JACQUELINE GRAD Ph.D.1 and PETER SAINSBURY M.D., M.R.C.P., D.P.M.2

1 Sociologist, Medical Research Council, Clinical Psychiatry Research Unit, Graylingwell Hospital, Chichester, Sussex
2 Director, Medical Research Council, Clinical Psychiatry Research Unit, Graylingwell Hospital, Chichester, Sussex

A cohort of patients treated in two psychiatric services with differing admission policies was followed-up for two years and the effects of the patients on their families was measured and compared at the beginning and end of the period. All the measures used showed that the community service which favoured extra-mural care left the patient's families more heavily burdened.

However, this did not apply when those families whose patients had been the most severe burden at referral were considered separately. These families were helped equally in both services even though significantly fewer patients were admitted in the community one. Similarly, the families of all patients over 65 years and of all patients who were never admitted to hospital were not adversely affected to a significantly greater extent in the community care service after two years, although there was an unmistakable trend in that direction.
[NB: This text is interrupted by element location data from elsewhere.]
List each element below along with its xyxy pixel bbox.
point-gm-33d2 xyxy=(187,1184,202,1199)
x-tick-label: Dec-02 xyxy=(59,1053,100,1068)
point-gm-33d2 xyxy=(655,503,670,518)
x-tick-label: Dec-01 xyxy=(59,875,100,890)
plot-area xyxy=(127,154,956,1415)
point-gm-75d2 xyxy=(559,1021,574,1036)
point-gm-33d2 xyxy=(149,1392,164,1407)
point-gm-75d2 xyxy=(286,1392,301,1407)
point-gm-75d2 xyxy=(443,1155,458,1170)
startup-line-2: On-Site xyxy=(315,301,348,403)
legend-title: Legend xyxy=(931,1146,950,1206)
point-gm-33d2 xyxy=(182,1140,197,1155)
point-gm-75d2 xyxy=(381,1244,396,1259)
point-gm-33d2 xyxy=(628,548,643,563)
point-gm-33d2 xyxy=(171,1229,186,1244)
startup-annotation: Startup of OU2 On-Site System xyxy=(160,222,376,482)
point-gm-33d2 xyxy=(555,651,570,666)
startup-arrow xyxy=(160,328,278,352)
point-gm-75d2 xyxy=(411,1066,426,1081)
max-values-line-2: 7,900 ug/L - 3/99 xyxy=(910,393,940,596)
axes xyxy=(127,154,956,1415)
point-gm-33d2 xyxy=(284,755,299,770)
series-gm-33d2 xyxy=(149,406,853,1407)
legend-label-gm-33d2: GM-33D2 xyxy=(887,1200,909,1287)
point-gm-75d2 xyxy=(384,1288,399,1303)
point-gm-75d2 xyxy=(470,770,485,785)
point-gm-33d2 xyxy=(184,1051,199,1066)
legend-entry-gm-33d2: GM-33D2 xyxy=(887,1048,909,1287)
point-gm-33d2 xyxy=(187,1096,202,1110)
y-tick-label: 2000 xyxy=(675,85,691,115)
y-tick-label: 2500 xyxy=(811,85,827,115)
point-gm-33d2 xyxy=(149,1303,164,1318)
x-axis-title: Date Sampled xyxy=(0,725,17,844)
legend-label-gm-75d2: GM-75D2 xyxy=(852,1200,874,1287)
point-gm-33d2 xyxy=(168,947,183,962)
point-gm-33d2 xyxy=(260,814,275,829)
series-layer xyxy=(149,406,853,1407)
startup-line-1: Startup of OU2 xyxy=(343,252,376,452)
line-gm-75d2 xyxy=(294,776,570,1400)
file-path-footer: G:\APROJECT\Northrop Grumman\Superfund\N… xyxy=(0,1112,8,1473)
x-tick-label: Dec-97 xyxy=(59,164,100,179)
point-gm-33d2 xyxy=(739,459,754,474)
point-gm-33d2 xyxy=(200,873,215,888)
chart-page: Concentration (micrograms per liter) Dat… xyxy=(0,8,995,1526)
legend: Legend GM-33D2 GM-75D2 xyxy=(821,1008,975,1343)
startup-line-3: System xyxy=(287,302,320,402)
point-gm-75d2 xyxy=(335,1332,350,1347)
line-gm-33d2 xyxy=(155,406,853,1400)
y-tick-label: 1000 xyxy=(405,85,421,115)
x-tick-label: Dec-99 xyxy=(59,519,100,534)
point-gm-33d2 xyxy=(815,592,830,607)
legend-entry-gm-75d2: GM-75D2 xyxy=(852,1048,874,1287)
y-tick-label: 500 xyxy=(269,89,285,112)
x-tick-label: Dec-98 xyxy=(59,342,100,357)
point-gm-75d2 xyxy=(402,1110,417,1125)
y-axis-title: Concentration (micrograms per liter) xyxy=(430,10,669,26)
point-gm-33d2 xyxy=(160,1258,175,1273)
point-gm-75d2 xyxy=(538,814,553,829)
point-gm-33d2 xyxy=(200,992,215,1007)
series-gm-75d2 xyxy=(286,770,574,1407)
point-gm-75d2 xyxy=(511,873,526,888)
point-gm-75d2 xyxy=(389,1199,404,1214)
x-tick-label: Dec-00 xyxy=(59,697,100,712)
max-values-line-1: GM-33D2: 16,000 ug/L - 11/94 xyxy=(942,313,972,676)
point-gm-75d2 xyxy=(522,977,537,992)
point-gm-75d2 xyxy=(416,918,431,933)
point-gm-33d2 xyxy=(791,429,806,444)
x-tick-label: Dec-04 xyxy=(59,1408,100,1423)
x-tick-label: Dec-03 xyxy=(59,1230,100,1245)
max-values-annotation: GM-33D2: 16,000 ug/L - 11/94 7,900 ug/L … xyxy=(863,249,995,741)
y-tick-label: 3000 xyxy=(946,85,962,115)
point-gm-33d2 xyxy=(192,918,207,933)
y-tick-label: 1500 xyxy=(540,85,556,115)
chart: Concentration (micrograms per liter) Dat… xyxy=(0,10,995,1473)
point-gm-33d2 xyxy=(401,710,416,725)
When the differences between the services in family burden was examined in more detail, the higher ratings obtained in the community service were found to be due to the effects on the family of a discrete group of patients. These were the younger, mainly psychoneurotic, patients who had had at least one admission and who had never been a severe burden, but who continued to cause their families problems after two years. The community service was not providing as much social support to the families of this group as was the control service.